Officers are to visit pilot programmes in England which are using polygraph technology on convicted sex offenders.

The Association of Chief Police Officers in Scotland (ACPOS) said it has been watching the pilots “with interest”, despite the “challenges” such a scheme would need to overcome.

Scottish Government ­officials said there were no plans to allow the technology to be used in ­evidence in courtrooms and they were only looking at ­experiments in England in the context of managing sex ­offenders.

ACPOS’s comments emerged after video footage was posted of convicted killer Luke Mitchell taking a lie detector test to answer questions about the murder of his 14-year-old girlfriend Jodi Jones in June 2003.

That interview is believed to be the first footage broadcast of an inmate taking a lie-detector test in a British prison.

Chief Superintendent Roddy Ross, head of offender management for ACPOS, said: “We have been aware for some time of how police in England are working with the Probation Service to use polygraphs to support the management of sex offenders. ACPOS has been watching the pilots with interest and will consider whether there is merit in introducing such techniques in Scotland.

“Although there are clearly many challenges to overcome before such a scheme could be introduced, we remain open to new ideas.

“In the meantime, members of the ACPOS offender management group plan to visit one of the pilot sites to learn about the work being done.”

An ACPOS spokesman said that there was no specific group tasked with examining or introducing lie detectors. The tests work by monitoring a person’s physiological reactions, such as their heart rate, blood pressure and respiratory rates, while they answer a series of questions.

Trials with the technology have been underway in recent years in England and are well-established in the United States, but remain inadmissible in court in Scotland.

Pilot schemes in Hertfordshire saw 30 offenders given the tests, making twice as many admissions to breaches of probation compared to when they were questioned without the machines.
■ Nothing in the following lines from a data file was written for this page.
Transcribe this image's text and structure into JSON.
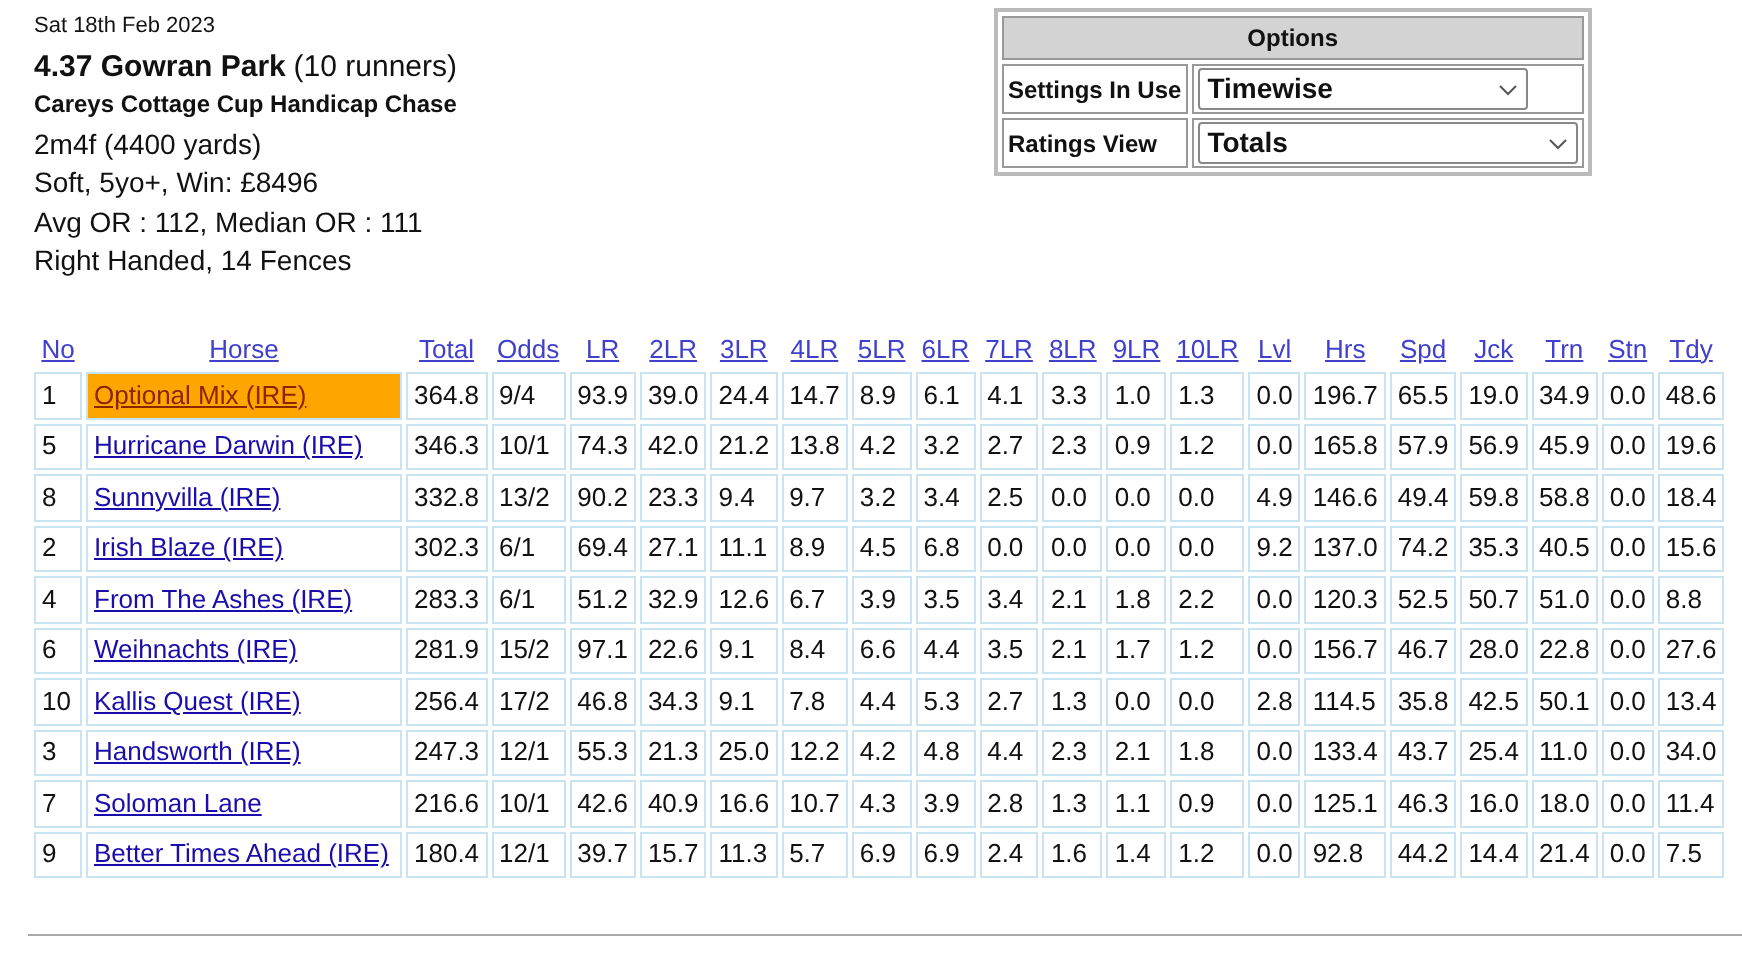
{
  "race": {
    "date": "Sat 18th Feb 2023",
    "time_course": "4.37 Gowran Park",
    "runners": "(10 runners)",
    "name": "Careys Cottage Cup Handicap Chase",
    "distance": "2m4f (4400 yards)",
    "conditions": "Soft, 5yo+, Win: £8496",
    "ratings": "Avg OR : 112, Median OR : 111",
    "track": "Right Handed, 14 Fences"
  },
  "options": {
    "title": "Options",
    "rows": [
      {
        "label": "Settings In Use",
        "value": "Timewise"
      },
      {
        "label": "Ratings View",
        "value": "Totals"
      }
    ]
  },
  "table": {
    "columns": [
      "No",
      "Horse",
      "Total",
      "Odds",
      "LR",
      "2LR",
      "3LR",
      "4LR",
      "5LR",
      "6LR",
      "7LR",
      "8LR",
      "9LR",
      "10LR",
      "Lvl",
      "Hrs",
      "Spd",
      "Jck",
      "Trn",
      "Stn",
      "Tdy"
    ],
    "rows": [
      {
        "no": "1",
        "horse": "Optional Mix (IRE)",
        "selected": true,
        "values": [
          "364.8",
          "9/4",
          "93.9",
          "39.0",
          "24.4",
          "14.7",
          "8.9",
          "6.1",
          "4.1",
          "3.3",
          "1.0",
          "1.3",
          "0.0",
          "196.7",
          "65.5",
          "19.0",
          "34.9",
          "0.0",
          "48.6"
        ]
      },
      {
        "no": "5",
        "horse": "Hurricane Darwin (IRE)",
        "selected": false,
        "values": [
          "346.3",
          "10/1",
          "74.3",
          "42.0",
          "21.2",
          "13.8",
          "4.2",
          "3.2",
          "2.7",
          "2.3",
          "0.9",
          "1.2",
          "0.0",
          "165.8",
          "57.9",
          "56.9",
          "45.9",
          "0.0",
          "19.6"
        ]
      },
      {
        "no": "8",
        "horse": "Sunnyvilla (IRE)",
        "selected": false,
        "values": [
          "332.8",
          "13/2",
          "90.2",
          "23.3",
          "9.4",
          "9.7",
          "3.2",
          "3.4",
          "2.5",
          "0.0",
          "0.0",
          "0.0",
          "4.9",
          "146.6",
          "49.4",
          "59.8",
          "58.8",
          "0.0",
          "18.4"
        ]
      },
      {
        "no": "2",
        "horse": "Irish Blaze (IRE)",
        "selected": false,
        "values": [
          "302.3",
          "6/1",
          "69.4",
          "27.1",
          "11.1",
          "8.9",
          "4.5",
          "6.8",
          "0.0",
          "0.0",
          "0.0",
          "0.0",
          "9.2",
          "137.0",
          "74.2",
          "35.3",
          "40.5",
          "0.0",
          "15.6"
        ]
      },
      {
        "no": "4",
        "horse": "From The Ashes (IRE)",
        "selected": false,
        "values": [
          "283.3",
          "6/1",
          "51.2",
          "32.9",
          "12.6",
          "6.7",
          "3.9",
          "3.5",
          "3.4",
          "2.1",
          "1.8",
          "2.2",
          "0.0",
          "120.3",
          "52.5",
          "50.7",
          "51.0",
          "0.0",
          "8.8"
        ]
      },
      {
        "no": "6",
        "horse": "Weihnachts (IRE)",
        "selected": false,
        "values": [
          "281.9",
          "15/2",
          "97.1",
          "22.6",
          "9.1",
          "8.4",
          "6.6",
          "4.4",
          "3.5",
          "2.1",
          "1.7",
          "1.2",
          "0.0",
          "156.7",
          "46.7",
          "28.0",
          "22.8",
          "0.0",
          "27.6"
        ]
      },
      {
        "no": "10",
        "horse": "Kallis Quest (IRE)",
        "selected": false,
        "values": [
          "256.4",
          "17/2",
          "46.8",
          "34.3",
          "9.1",
          "7.8",
          "4.4",
          "5.3",
          "2.7",
          "1.3",
          "0.0",
          "0.0",
          "2.8",
          "114.5",
          "35.8",
          "42.5",
          "50.1",
          "0.0",
          "13.4"
        ]
      },
      {
        "no": "3",
        "horse": "Handsworth (IRE)",
        "selected": false,
        "values": [
          "247.3",
          "12/1",
          "55.3",
          "21.3",
          "25.0",
          "12.2",
          "4.2",
          "4.8",
          "4.4",
          "2.3",
          "2.1",
          "1.8",
          "0.0",
          "133.4",
          "43.7",
          "25.4",
          "11.0",
          "0.0",
          "34.0"
        ]
      },
      {
        "no": "7",
        "horse": "Soloman Lane",
        "selected": false,
        "values": [
          "216.6",
          "10/1",
          "42.6",
          "40.9",
          "16.6",
          "10.7",
          "4.3",
          "3.9",
          "2.8",
          "1.3",
          "1.1",
          "0.9",
          "0.0",
          "125.1",
          "46.3",
          "16.0",
          "18.0",
          "0.0",
          "11.4"
        ]
      },
      {
        "no": "9",
        "horse": "Better Times Ahead (IRE)",
        "selected": false,
        "values": [
          "180.4",
          "12/1",
          "39.7",
          "15.7",
          "11.3",
          "5.7",
          "6.9",
          "6.9",
          "2.4",
          "1.6",
          "1.4",
          "1.2",
          "0.0",
          "92.8",
          "44.2",
          "14.4",
          "21.4",
          "0.0",
          "7.5"
        ]
      }
    ]
  }
}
Another trial targeted sex offenders across an area of the Midlands.

Detective Chief Inspector Glen Channer, head of Hertfordshire Police’s child protection unit, said: “While polygraph testing is in no way a single solution, we have found the results so far to be very successful.”

The Scottish Government said there were no plans to use polygraphs in court, but that it could be considered for managing sex offenders.

A Scottish Government spokesman said: “The Scottish Government is always interested in monitoring the development of new technologies to see whether they have a role to play in assisting in the delivery of a modern and efficient justice system in Scotland and we will watch developments down south with interest. Public ­protection is our top ­priority.”